The Dispatch Editorial Board recently advocated for the City of Gilroy to rethink its decision to demolish the Gilroy Youth Center building at Sixth and Railroad streets.And the Editorial Board isn't alone in its desire to see the Youth Center building saved from the wrecking ball.
The physical building that housed the Youth Center was determined by the city to be a seismically unsafe building under Article VI of the Gilroy Municipal Code.
Section 6.47 of the Municipal Code states that once a URM building has been vacant for longer than 24 hours, it cannot be re-occupied without a URM retrofit. Often, that retrofit includes demolition and reconstruction, which, at best, is an expensive remedy. The indicator of a building that cannot be occupied due to the URM ordinance is that pesky yellow sticker on the front window. If you look into downtown windows, you'll see the "yellow stickers of death."
Gilroy's 2009-2010 Capital Improvement Budget has $192,000 slated for the demolition of the Youth Center building. The CIB is a budget document that shows costs and timeline for city-borne infrastructure improvement projects. Several city boards and commissions review this document and make their recommendations to Council to either include or exclude the line items in the CIB.
In this year's Planning Commission review of the CIB, I advocated for the Youth Center building to be spared from the big steel ball. Several parents of prior Youth Center clients explained since the youth programs held at the old site had been moved to the Wheeler Center, they were unwilling to allow their children to cross Monterey Road. I was concerned that with the stroke of a pen the city had taken youth programs from families who arguably needed them the most. I wanted the building re-opened. In my view the building had been shuttered prematurely by a paper ordinance that was more stringent than even state seismic standards.

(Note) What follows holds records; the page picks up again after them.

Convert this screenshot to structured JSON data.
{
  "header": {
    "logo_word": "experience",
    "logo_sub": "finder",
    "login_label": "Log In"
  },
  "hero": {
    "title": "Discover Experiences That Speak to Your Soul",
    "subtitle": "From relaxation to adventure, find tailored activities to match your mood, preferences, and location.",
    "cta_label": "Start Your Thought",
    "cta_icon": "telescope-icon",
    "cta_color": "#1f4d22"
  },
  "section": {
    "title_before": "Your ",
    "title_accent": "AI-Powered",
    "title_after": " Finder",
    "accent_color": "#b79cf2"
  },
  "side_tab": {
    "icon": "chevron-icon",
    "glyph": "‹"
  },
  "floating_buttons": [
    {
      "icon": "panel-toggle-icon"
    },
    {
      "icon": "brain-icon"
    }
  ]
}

After my research and speaking with several city officials, I determined both the Editorial Board and my wish to save the building are doomed. Reasons why the building can't be reopened are few but frustrating.
Once the city classified the building as URM and vacated it, the building's fate was sealed. Owners in the downtown have been saddled with vacant buildings for some time at the hands of Gilroy's URM ordinance, amounting to many months or years of no income from their buildings. Gilroy won't permit the re-leasing of these buildings without completed retrofits. For the city to allow itself off its own hook would invite multi-million dollar lawsuits from many owners. Like many downtown building owners, Gilroy lacks the funds to retrofit its own building.

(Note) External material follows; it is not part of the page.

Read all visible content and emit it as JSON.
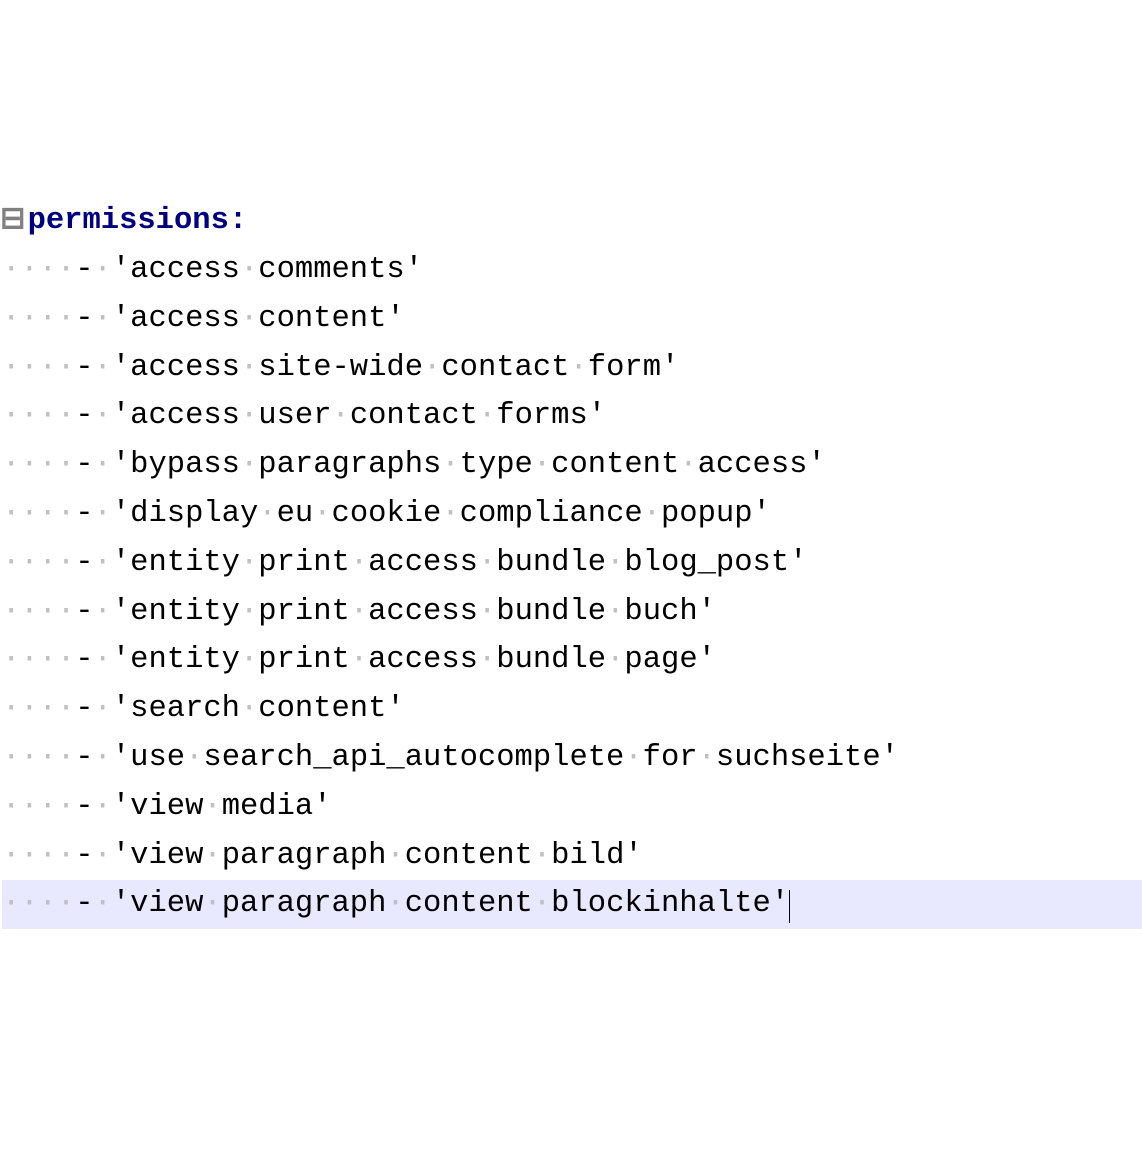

For the city to go back and re-examine its decision to vacate would require either a new URM ordinance or the elimination of the existing ordinance altogether. While that might seem good for economic reasons, it would bring with it state sanctions.
The long and short of it is the Youth Center building is done for. The city can't occupy it under their own ordinance, can't fix it because of its empty wallet and seems willing to spend $200,000 at a minimum to demolish it, buy portables, and have those portables placed at a cost more than the city can bear. Ah, the Gilroy two-step: make a rule and then have to play by it.
In the month of June, our City Council met back-to-back to handle Gilroy's business in order to accommodate Mayor Al Pinheiro's overseas travel plans, and has done so for as long as he has held the mayoral seat. If our City Council is ok with decreasing its efficiency for 8.5 percent of a year while our mayor travels we should amend the Charter to eliminate the need for a mayor pro-tem.
Per Section 502 of the Gilroy Charter: "At the first meeting of the Council following the election or appointment of a member to the Council, the Council shall elect one of its members as Mayor Pro Tempore who shall act as Mayor during the absence or inability of the Mayor to act."
There is no reason the city's business had to be handled at breakneck pace when our mayor pro-tem could have stepped up and performed as the Charter dictates he should have. After all, the reason council appoints a pro-tem is the belief he or she will step up.